Human cytomegalovirus (CMV) is a major cause of congenital infection. The seroprevalence of maternal CMV IgG antibodies among Japanese women is decreasing. In this study, we assessed the rate of and risk factors for CMV infection. This article includes a description of a method for the prevention of CMV infection. Medical records of 7,074 women who delivered a baby at our hospital were retrospectively reviewed. For seronegative patients, preventive educational materials were provided, and CMV IgG antibody levels were reassessed during late pregnancy. Congenital infection in neonates from seroconverted mothers was determined by urine analysis. The overall CMV IgG seropositivity rate was 69.1%. The prevalence of CMV IgG increased with age and parity. In a multivariate logistic regression analysis, parity remained an independent determinant of CMV IgG seropositivity.
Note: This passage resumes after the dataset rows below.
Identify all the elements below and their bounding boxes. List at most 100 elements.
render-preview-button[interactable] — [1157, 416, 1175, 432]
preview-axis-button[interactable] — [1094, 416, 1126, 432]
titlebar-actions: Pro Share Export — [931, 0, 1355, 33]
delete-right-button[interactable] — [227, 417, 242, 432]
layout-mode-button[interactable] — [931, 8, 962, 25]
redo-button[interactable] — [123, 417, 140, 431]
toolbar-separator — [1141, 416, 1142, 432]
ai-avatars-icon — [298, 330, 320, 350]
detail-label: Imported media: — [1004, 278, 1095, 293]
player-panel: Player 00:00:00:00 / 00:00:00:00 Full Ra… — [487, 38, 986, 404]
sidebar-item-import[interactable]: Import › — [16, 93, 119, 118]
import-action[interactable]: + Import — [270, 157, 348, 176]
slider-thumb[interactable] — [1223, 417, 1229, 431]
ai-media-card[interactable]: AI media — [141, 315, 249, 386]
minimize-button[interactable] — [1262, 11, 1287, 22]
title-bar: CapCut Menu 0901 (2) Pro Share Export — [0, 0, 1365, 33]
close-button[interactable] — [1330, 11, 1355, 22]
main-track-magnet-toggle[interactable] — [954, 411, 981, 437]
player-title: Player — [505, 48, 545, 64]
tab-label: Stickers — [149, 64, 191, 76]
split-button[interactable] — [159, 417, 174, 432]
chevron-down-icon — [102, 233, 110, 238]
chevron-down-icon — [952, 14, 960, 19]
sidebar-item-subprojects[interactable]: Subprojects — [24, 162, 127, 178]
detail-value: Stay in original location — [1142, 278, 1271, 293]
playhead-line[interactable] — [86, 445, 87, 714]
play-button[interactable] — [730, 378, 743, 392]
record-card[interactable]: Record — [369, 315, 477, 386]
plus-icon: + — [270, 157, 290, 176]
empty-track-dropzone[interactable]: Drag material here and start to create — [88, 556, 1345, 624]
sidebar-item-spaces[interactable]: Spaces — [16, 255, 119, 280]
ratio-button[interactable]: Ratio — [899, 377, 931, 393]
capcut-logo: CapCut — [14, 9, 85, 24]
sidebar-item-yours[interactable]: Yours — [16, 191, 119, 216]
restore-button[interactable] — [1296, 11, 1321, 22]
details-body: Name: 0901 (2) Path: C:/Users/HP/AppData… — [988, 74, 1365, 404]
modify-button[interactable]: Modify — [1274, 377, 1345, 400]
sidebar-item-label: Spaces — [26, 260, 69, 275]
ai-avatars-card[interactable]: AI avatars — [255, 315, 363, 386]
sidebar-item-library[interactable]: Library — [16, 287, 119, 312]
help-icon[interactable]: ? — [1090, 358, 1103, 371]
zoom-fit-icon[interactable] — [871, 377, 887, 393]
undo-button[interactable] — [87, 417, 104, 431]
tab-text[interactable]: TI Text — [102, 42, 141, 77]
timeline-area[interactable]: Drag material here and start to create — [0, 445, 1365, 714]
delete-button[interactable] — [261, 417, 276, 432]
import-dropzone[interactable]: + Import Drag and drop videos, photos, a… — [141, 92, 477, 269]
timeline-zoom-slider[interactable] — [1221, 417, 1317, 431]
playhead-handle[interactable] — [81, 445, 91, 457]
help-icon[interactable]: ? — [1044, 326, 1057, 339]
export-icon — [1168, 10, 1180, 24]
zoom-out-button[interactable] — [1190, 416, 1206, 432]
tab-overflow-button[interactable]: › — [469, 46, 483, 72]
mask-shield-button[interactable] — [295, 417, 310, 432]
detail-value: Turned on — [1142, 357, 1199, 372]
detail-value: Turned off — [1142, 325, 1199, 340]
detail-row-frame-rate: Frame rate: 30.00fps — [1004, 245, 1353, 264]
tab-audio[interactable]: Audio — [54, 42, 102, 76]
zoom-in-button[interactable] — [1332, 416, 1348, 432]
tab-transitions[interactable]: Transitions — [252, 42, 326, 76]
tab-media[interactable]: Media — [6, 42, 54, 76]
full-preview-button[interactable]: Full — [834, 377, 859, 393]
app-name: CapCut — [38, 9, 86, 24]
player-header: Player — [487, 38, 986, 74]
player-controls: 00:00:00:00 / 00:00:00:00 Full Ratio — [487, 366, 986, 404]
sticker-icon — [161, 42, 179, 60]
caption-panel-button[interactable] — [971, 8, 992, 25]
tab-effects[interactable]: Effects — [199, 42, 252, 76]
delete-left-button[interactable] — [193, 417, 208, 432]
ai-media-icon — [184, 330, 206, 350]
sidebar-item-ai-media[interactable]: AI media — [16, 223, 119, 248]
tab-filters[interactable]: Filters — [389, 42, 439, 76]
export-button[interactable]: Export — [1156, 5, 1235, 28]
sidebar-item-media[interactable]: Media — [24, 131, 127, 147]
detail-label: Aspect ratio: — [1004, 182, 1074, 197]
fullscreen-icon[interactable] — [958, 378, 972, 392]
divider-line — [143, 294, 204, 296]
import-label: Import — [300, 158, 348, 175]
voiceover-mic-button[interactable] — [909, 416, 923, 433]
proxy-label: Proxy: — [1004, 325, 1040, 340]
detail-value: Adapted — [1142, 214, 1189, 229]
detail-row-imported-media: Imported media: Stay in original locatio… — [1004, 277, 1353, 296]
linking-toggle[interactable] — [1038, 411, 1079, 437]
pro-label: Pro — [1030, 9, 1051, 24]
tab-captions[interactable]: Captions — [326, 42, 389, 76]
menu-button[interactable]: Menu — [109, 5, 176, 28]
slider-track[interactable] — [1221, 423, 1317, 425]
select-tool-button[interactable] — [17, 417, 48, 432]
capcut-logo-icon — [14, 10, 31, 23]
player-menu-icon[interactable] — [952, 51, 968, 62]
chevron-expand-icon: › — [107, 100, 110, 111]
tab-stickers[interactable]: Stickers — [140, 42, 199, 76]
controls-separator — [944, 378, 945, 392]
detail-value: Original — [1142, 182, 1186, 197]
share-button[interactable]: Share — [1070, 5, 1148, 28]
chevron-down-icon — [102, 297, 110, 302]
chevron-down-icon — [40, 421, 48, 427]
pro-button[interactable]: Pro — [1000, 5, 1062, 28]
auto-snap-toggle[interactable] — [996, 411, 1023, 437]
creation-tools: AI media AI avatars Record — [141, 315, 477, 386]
The seroconversion rate for CMV IgG antibody during pregnancy was 0.37%. Neonatal congenital CMV infection occurred in 37.5% of seroconverted women. The risk of primary CMV infection in mothers during their first pregnancy was 7.0%, with an average follow-up period of 2.1years. We found that parity was an independent determinant of CMV IgG seropositivity, suggesting that child-rearing may be a high risk factor for maternal CMV infection. The provision of information on hygiene may be an effective and inexpensive method for preventing CMV infection.